Où?... En un instant, j'ai fouillé des yeux la salle entière. Derrière les cartonniers ou le grand coffre-fort? Je fais un pas à gauche, deux pas à droite, ma lanterne au bout du bras. Non, pas là. Derrière les rideaux de la fenêtre, complètement tirés? Je m'avance vivement, je les écarte. Rien. Derrière le secrétaire? Je me penche. Personne. Si je m'étais trompé?... Mais l'idée me vient de toucher le brûloir d'un des becs de gaz. Il est encore chaud.

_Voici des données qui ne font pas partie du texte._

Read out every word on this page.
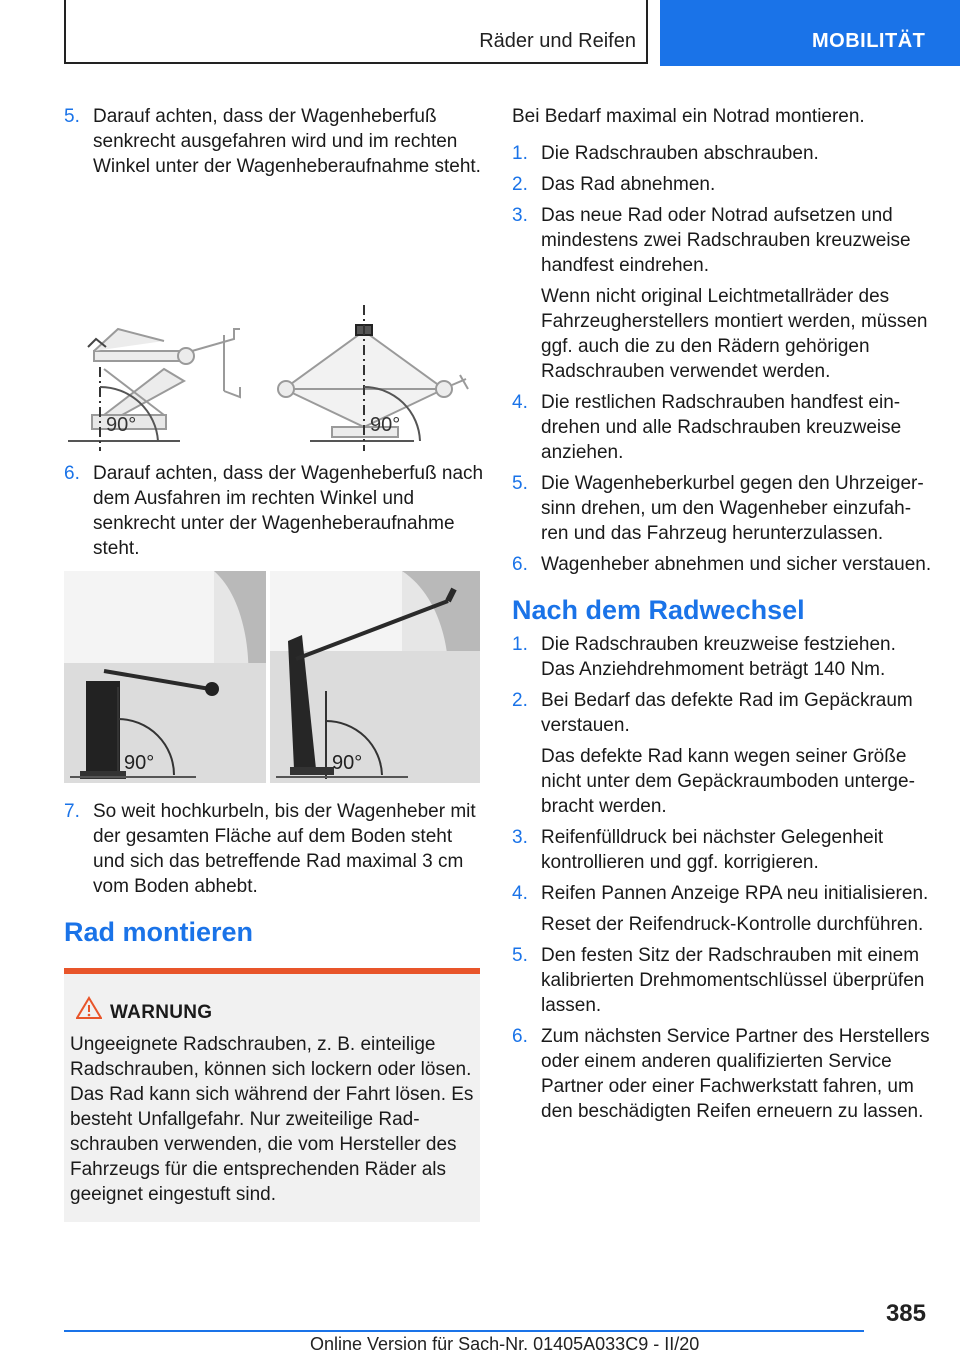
Räder und Reifen	MOBILITÄT
5. Darauf achten, dass der Wagenheberfuß senkrecht ausgefahren wird und im rechten Winkel unter der Wagenheberaufnahme steht.
90°	90°
6. Darauf achten, dass der Wagenheberfuß nach dem Ausfahren im rechten Winkel und senkrecht unter der Wagenheberaufnahme steht.
90°	90°
7. So weit hochkurbeln, bis der Wagenheber mit der gesamten Fläche auf dem Boden steht und sich das betreffende Rad maximal 3 cm vom Boden abhebt.
Rad montieren
WARNUNG
Ungeeignete Radschrauben, z. B. einteilige Radschrauben, können sich lockern oder lösen. Das Rad kann sich während der Fahrt lösen. Es besteht Unfallgefahr. Nur zweiteilige Radschrauben verwenden, die vom Hersteller des Fahrzeugs für die entsprechenden Räder als geeignet eingestuft sind.
Bei Bedarf maximal ein Notrad montieren.
1. Die Radschrauben abschrauben.
2. Das Rad abnehmen.
3. Das neue Rad oder Notrad aufsetzen und mindestens zwei Radschrauben kreuzweise handfest eindrehen.
Wenn nicht original Leichtmetallräder des Fahrzeugherstellers montiert werden, müssen ggf. auch die zu den Rädern gehörigen Radschrauben verwendet werden.
4. Die restlichen Radschrauben handfest eindrehen und alle Radschrauben kreuzweise anziehen.
5. Die Wagenheberkurbel gegen den Uhrzeigersinn drehen, um den Wagenheber einzufahren und das Fahrzeug herunterzulassen.
6. Wagenheber abnehmen und sicher verstauen.
Nach dem Radwechsel
1. Die Radschrauben kreuzweise festziehen. Das Anziehdrehmoment beträgt 140 Nm.
2. Bei Bedarf das defekte Rad im Gepäckraum verstauen.
Das defekte Rad kann wegen seiner Größe nicht unter dem Gepäckraumboden untergebracht werden.
3. Reifenfülldruck bei nächster Gelegenheit kontrollieren und ggf. korrigieren.
4. Reifen Pannen Anzeige RPA neu initialisieren.
Reset der Reifendruck-Kontrolle durchführen.
5. Den festen Sitz der Radschrauben mit einem kalibrierten Drehmomentschlüssel überprüfen lassen.
6. Zum nächsten Service Partner des Herstellers oder einem anderen qualifizierten Service Partner oder einer Fachwerkstatt fahren, um den beschädigten Reifen erneuern zu lassen.
385
Online Version für Sach-Nr. 01405A033C9 - II/20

Ah! diable! Non. je ne me suis pas trompé. Non, je ne suis pas seul ici -- bien que je sois seul dans ce cabinet. C'est dans une autre pièce dont j'aperçois la petite porte, là bas, à côté de la cheminée, la porte au bouton de cristal, que s'est réfugié le gardien que Delpich a préposé à la défense de son bien mal acquis. Oui; sûrement, il s'est tapi là quand il m'a entendu venir, et il doit trembler de peur dans sa cachette... Ça n'empêche pas que si je m'aventure à le relancer dans sa retraite, il va m'accueillir d'un coup de revolver qui me manquera probablement, mais qui réveillera la maison. Une nouvelle édition de mon histoire d'Anvers! C'est assez ennuyeux -- d'autant plus que je voudrais bien ne point sortir d'ici les mains vides si... Tiens! Qu'est-ce que c'est que ça?...Les rayons de ma lanterne viennent de faire briller un objet singulier déposé sur le bureau... un ciseau de menuisier, un ciseau tout neuf, ma foi. Que fait-il là, ce ciseau?